Lei 10.406/2002 – Acesso em 02/03/2026
O Art. 1.168 do Código Civil de 2002 disciplina o procedimento de cancelamento do nome empresarial, um tema de grande relevância para a segurança jurídica e a dinâmica do mercado. Este dispositivo estabelece as condições para a exclusão do registro de um nome empresarial, seja por cessação da atividade ou pela liquidação da sociedade que o adotou. A norma visa a depuração dos registros públicos, garantindo que apenas nomes empresariais ativos e correspondentes a realidades mercantis permaneçam válidos, evitando confusão e protegendo terceiros.
A possibilidade de requerimento de cancelamento por qualquer interessado é um ponto crucial, ampliando o leque de legitimados para além dos próprios empresários ou sócios. Isso permite que credores, concorrentes ou até mesmo o próprio Registro Público de Empresas Mercantis possam iniciar o processo, desde que demonstrem interesse legítimo. A cessação do exercício da atividade, por sua vez, não se confunde necessariamente com a extinção da pessoa jurídica, podendo ocorrer, por exemplo, em casos de inatividade prolongada ou mudança de ramo que descaracterize o objeto social original. A liquidação da sociedade, por outro lado, é um processo formal que culmina na extinção da pessoa jurídica, justificando plenamente o cancelamento do nome empresarial.
Doutrinariamente, discute-se a natureza jurídica do nome empresarial, se seria um direito de propriedade ou um atributo da personalidade jurídica. A jurisprudência, por sua vez, tem consolidado o entendimento de que o cancelamento é medida essencial para a higidez do sistema registral, prevenindo o uso indevido de nomes empresariais inativos e a ocorrência de concorrência desleal. Conforme análises realizadas pelo sistema de inteligência artificial jurídica Redizz, que mapeia a legislação brasileira, a interpretação do termo ‘cessar o exercício da atividade’ tem sido objeto de diversas decisões, exigindo a análise casuística para determinar a efetiva inatividade.
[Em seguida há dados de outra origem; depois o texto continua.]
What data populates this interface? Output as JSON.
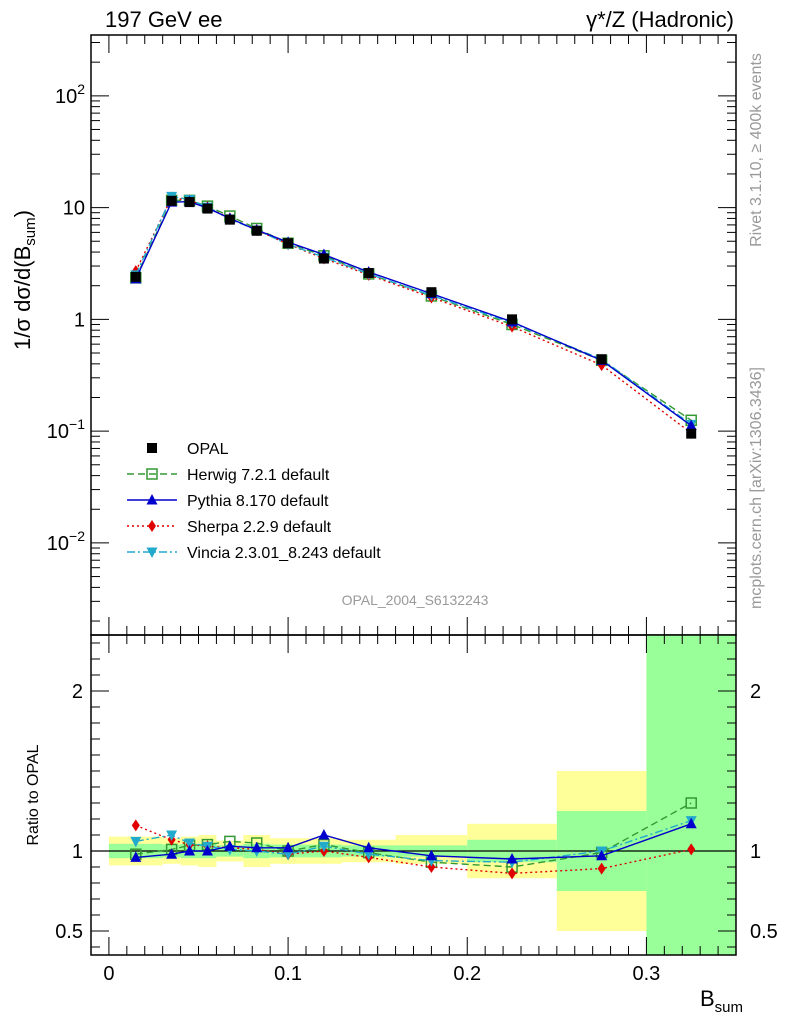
{
  "header": {
    "left": "197 GeV ee",
    "right": "γ*/Z (Hadronic)"
  },
  "side_labels": {
    "rivet": "Rivet 3.1.10, ≥ 400k events",
    "mcplots": "mcplots.cern.ch [arXiv:1306.3436]"
  },
  "analysis_label": "OPAL_2004_S6132243",
  "colors": {
    "OPAL": "#000000",
    "Herwig": "#339933",
    "Pythia": "#0000cc",
    "Sherpa": "#e00000",
    "Vincia": "#22aacc",
    "band_inner": "#99ff99",
    "band_outer": "#ffff99",
    "axis": "#000000"
  },
  "chart_data": [
    {
      "type": "line",
      "panel": "main",
      "yscale": "log",
      "ylabel_parts": {
        "main": "1/σ dσ/d(B",
        "sub": "sum",
        "close": ")"
      },
      "xlim": [
        -0.01,
        0.35
      ],
      "ylim": [
        0.0015,
        350
      ],
      "y_ticks": [
        {
          "value": 0.01,
          "base": "10",
          "exp": "−2"
        },
        {
          "value": 0.1,
          "base": "10",
          "exp": "−1"
        },
        {
          "value": 1,
          "base": "1",
          "exp": ""
        },
        {
          "value": 10,
          "base": "10",
          "exp": ""
        },
        {
          "value": 100,
          "base": "10",
          "exp": "2"
        }
      ],
      "x": [
        0.015,
        0.035,
        0.045,
        0.055,
        0.0675,
        0.0825,
        0.1,
        0.12,
        0.145,
        0.18,
        0.225,
        0.275,
        0.325
      ],
      "bins": [
        [
          0.0,
          0.03
        ],
        [
          0.03,
          0.04
        ],
        [
          0.04,
          0.05
        ],
        [
          0.05,
          0.06
        ],
        [
          0.06,
          0.075
        ],
        [
          0.075,
          0.09
        ],
        [
          0.09,
          0.11
        ],
        [
          0.11,
          0.13
        ],
        [
          0.13,
          0.16
        ],
        [
          0.16,
          0.2
        ],
        [
          0.2,
          0.25
        ],
        [
          0.25,
          0.3
        ],
        [
          0.3,
          0.35
        ]
      ],
      "series": [
        {
          "name": "OPAL",
          "legend": "OPAL",
          "marker": "square",
          "line": "none",
          "values": [
            2.4,
            11.5,
            11.2,
            9.8,
            7.8,
            6.2,
            4.8,
            3.5,
            2.6,
            1.75,
            1.0,
            0.44,
            0.095
          ]
        },
        {
          "name": "Herwig",
          "legend": "Herwig 7.2.1 default",
          "marker": "open-square",
          "line": "dashed",
          "values": [
            2.35,
            11.6,
            11.6,
            10.3,
            8.4,
            6.5,
            4.8,
            3.7,
            2.55,
            1.62,
            0.9,
            0.43,
            0.125
          ]
        },
        {
          "name": "Pythia",
          "legend": "Pythia 8.170 default",
          "marker": "triangle-up",
          "line": "solid",
          "values": [
            2.3,
            11.2,
            11.3,
            9.9,
            8.0,
            6.3,
            4.9,
            3.8,
            2.65,
            1.7,
            0.95,
            0.43,
            0.112
          ]
        },
        {
          "name": "Sherpa",
          "legend": "Sherpa 2.2.9 default",
          "marker": "diamond",
          "line": "dotted",
          "values": [
            2.7,
            12.3,
            11.6,
            10.1,
            8.0,
            6.3,
            4.7,
            3.5,
            2.5,
            1.57,
            0.86,
            0.39,
            0.096
          ]
        },
        {
          "name": "Vincia",
          "legend": "Vincia 2.3.01_8.243 default",
          "marker": "triangle-down",
          "line": "dashdot",
          "values": [
            2.5,
            12.6,
            11.8,
            10.1,
            7.9,
            6.3,
            4.7,
            3.6,
            2.55,
            1.64,
            0.93,
            0.44,
            0.115
          ]
        }
      ]
    },
    {
      "type": "line",
      "panel": "ratio",
      "ylabel": "Ratio to OPAL",
      "xlabel_parts": {
        "main": "B",
        "sub": "sum"
      },
      "xlim": [
        -0.01,
        0.35
      ],
      "ylim": [
        0.35,
        2.35
      ],
      "x_ticks": [
        {
          "value": 0,
          "label": "0"
        },
        {
          "value": 0.1,
          "label": "0.1"
        },
        {
          "value": 0.2,
          "label": "0.2"
        },
        {
          "value": 0.3,
          "label": "0.3"
        }
      ],
      "y_ticks": [
        {
          "value": 0.5,
          "label": "0.5"
        },
        {
          "value": 1,
          "label": "1"
        },
        {
          "value": 2,
          "label": "2"
        }
      ],
      "reference_line": 1,
      "bands": {
        "inner": [
          [
            0.955,
            1.045
          ],
          [
            0.96,
            1.04
          ],
          [
            0.955,
            1.045
          ],
          [
            0.955,
            1.045
          ],
          [
            0.965,
            1.035
          ],
          [
            0.955,
            1.045
          ],
          [
            0.96,
            1.04
          ],
          [
            0.96,
            1.04
          ],
          [
            0.965,
            1.035
          ],
          [
            0.965,
            1.035
          ],
          [
            0.93,
            1.07
          ],
          [
            0.75,
            1.25
          ],
          [
            0.35,
            2.35
          ]
        ],
        "outer": [
          [
            0.91,
            1.09
          ],
          [
            0.92,
            1.08
          ],
          [
            0.91,
            1.09
          ],
          [
            0.9,
            1.1
          ],
          [
            0.935,
            1.065
          ],
          [
            0.9,
            1.1
          ],
          [
            0.92,
            1.08
          ],
          [
            0.92,
            1.08
          ],
          [
            0.93,
            1.07
          ],
          [
            0.92,
            1.1
          ],
          [
            0.83,
            1.17
          ],
          [
            0.5,
            1.5
          ],
          [
            0.35,
            2.35
          ]
        ]
      },
      "series": [
        {
          "name": "Herwig",
          "values": [
            0.98,
            1.01,
            1.035,
            1.04,
            1.06,
            1.05,
            1.0,
            1.04,
            0.99,
            0.93,
            0.9,
            0.99,
            1.3
          ]
        },
        {
          "name": "Pythia",
          "values": [
            0.96,
            0.98,
            1.0,
            1.0,
            1.03,
            1.02,
            1.02,
            1.1,
            1.02,
            0.97,
            0.95,
            0.97,
            1.17
          ]
        },
        {
          "name": "Sherpa",
          "values": [
            1.16,
            1.07,
            1.04,
            1.03,
            1.02,
            1.01,
            0.98,
            1.0,
            0.96,
            0.9,
            0.86,
            0.89,
            1.01
          ]
        },
        {
          "name": "Vincia",
          "values": [
            1.06,
            1.1,
            1.05,
            1.03,
            1.01,
            1.0,
            0.98,
            1.03,
            0.98,
            0.94,
            0.93,
            1.0,
            1.19
          ]
        }
      ]
    }
  ]
}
Para a advocacia, a compreensão do Art. 1.168 é fundamental na assessoria a empresas em processos de reestruturação, falência, recuperação judicial ou simples encerramento de atividades. A correta observância dos requisitos para o cancelamento evita litígios futuros e garante a regularidade da situação jurídica do empresário ou da sociedade. A omissão no cancelamento pode gerar responsabilidades e dificultar novos registros, impactando diretamente a segurança jurídica das operações empresariais.